Wilomena paid for the tape in cash; she didn’t like to use her debit card when she dressed up because it still had her old name on it. She opened her purse and handed Stacy a 20; even when she made change, Stacy refused to look Wilomena in the eye. But Wilomena smiled anyway, graciously accepted the change, picked up her the white plastic shopping bag with her tape in it, thanked Stacy, and walked back out onto the sidewalk.

After that, she went down to Siegerson’s bar and ordered a mixed drink. At first, Mitch (the owner) didn’t want to serve her, but there wasn’t anybody else and business had been slow all winter. He didn’t say anything to Wilomena, either, though the hatred burning in his weasel-like eyes said everything that needed to be said. She finished her drink, left a small tip, and left – floating from her triumph.

Wilomena got as far as the courthouse.

“Faggot!”

She ignored it; her feet were starting to hurt from the heels, but a little pain was nothing compared to the victory she felt at that moment.

“Hey you! Faggot! Retard!” The comment was accompanied by laughter.

Wilomena walked around the corner and away from the noise. She picked up the pace, but she felt her feet started to swell up. That’s what I get, she thought, for tying out a new pair of shoes today.

She was almost to the corner a group of five men stopped her.

“Hey faggot,” one of them said. It was the same voice.

“Gentlemen,” she answered in her best husky voice. She smiled to try and hide her fear.

“We don’t like faggots here,” another one said.

“Yeah,” another said.

“Faggot!” hissed another.

“I think you have me confused with someone else,” Wilomena said, trying to walk through them.

“Walter?” the leader asked, pushing her backwards. “I always knowed you was a retard; but now yer a FAG, too?”

When they circled around her, Wilomena’s stomach jumped into her throat. She was about to reply when the first blow came from behind her and took her to her knees.

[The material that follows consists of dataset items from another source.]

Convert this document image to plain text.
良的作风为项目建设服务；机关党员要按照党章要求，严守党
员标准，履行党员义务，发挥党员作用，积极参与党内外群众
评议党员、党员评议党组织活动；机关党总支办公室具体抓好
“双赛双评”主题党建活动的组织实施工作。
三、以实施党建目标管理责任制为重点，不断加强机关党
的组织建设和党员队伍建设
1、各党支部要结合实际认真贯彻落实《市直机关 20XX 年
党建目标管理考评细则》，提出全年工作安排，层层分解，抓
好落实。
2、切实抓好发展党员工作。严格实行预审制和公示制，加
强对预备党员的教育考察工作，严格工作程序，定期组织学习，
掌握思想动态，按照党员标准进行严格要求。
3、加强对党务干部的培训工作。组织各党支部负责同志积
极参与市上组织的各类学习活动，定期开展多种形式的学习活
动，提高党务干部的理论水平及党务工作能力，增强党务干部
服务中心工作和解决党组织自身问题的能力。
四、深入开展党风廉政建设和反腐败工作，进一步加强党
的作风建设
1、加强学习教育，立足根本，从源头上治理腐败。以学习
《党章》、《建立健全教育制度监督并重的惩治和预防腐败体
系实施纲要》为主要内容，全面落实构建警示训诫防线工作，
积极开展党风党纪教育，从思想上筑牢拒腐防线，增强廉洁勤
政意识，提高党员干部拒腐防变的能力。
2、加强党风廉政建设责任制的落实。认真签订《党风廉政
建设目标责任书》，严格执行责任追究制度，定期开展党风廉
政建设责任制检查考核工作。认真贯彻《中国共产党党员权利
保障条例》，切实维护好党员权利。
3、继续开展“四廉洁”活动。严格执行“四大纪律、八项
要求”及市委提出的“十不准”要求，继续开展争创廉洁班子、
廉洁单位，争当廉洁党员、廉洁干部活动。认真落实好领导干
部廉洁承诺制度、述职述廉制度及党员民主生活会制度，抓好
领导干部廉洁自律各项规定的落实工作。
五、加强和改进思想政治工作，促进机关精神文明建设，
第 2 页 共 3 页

“You wanna suck our dicks, Walter? You faggot?” the leader taunted him and the others laughed. One of them kicker her in the back and other punched her on the side of her head. The leader bent down and picked up the shopping bag and looked inside. “Duct tape?” he laughed. “What does a little faggot like YOU need with duct tape?

“Maybe he tapes his dick back with it,” one of them said.

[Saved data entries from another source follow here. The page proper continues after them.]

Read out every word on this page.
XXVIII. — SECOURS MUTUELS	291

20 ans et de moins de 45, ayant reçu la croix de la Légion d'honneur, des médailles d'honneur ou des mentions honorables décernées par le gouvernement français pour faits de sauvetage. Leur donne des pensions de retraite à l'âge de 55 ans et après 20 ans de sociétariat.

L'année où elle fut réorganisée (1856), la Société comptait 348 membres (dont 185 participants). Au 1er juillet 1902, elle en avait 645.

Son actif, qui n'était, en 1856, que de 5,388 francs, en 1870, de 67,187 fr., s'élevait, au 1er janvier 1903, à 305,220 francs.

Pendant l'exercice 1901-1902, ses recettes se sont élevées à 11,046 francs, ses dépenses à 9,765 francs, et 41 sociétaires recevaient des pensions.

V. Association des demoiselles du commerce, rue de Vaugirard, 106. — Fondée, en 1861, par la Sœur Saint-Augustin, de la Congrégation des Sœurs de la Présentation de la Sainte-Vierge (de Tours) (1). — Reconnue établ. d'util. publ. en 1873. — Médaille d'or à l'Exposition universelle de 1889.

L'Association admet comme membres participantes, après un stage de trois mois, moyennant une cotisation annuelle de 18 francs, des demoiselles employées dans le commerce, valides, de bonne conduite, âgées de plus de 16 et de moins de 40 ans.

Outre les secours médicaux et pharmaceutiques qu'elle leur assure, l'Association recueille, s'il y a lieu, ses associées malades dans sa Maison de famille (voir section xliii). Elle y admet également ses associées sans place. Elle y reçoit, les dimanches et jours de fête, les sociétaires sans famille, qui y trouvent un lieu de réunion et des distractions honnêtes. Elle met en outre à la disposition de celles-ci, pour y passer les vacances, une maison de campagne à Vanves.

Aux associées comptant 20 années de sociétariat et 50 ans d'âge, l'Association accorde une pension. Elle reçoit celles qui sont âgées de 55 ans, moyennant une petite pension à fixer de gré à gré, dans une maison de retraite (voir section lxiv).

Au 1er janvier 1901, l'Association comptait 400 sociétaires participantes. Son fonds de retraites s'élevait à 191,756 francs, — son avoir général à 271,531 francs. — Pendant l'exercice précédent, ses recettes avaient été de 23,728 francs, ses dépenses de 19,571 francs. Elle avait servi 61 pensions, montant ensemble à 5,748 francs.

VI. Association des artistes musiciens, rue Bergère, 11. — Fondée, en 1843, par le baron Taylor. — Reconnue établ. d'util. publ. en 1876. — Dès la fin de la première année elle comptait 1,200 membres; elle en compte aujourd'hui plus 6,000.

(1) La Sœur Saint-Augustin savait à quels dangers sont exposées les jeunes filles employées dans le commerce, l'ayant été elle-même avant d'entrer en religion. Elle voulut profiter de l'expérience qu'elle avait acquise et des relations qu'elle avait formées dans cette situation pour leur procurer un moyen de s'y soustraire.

The leader smacked her in the head. “That’s fucking SICK, Walter. Is that what you do? Huh? You wanna be a girl Walter?”

“My name…” she said. “My name…”

The leader hit her again. “Let’s get him outta here,” he said. “Pick his fat ass up and get him over to my truck.” He tore the plastic wrapping off the duct tape. One of them held her hands behind her back and the leader wrapped tape around her wrists. They picked her up and dragged her behind the courthouse, where the truck was. The entire time they made fun of her weight, they tore her dress, and continued to punch and kick her. Before they tossed her into the back of the truck the leader took the roll of duct tape and wrapped her eyes and cross ways around her head. They punched her and kicked her, even as they drove out of town. They were screaming and howling like wild animals when Wilomena lost consciousness.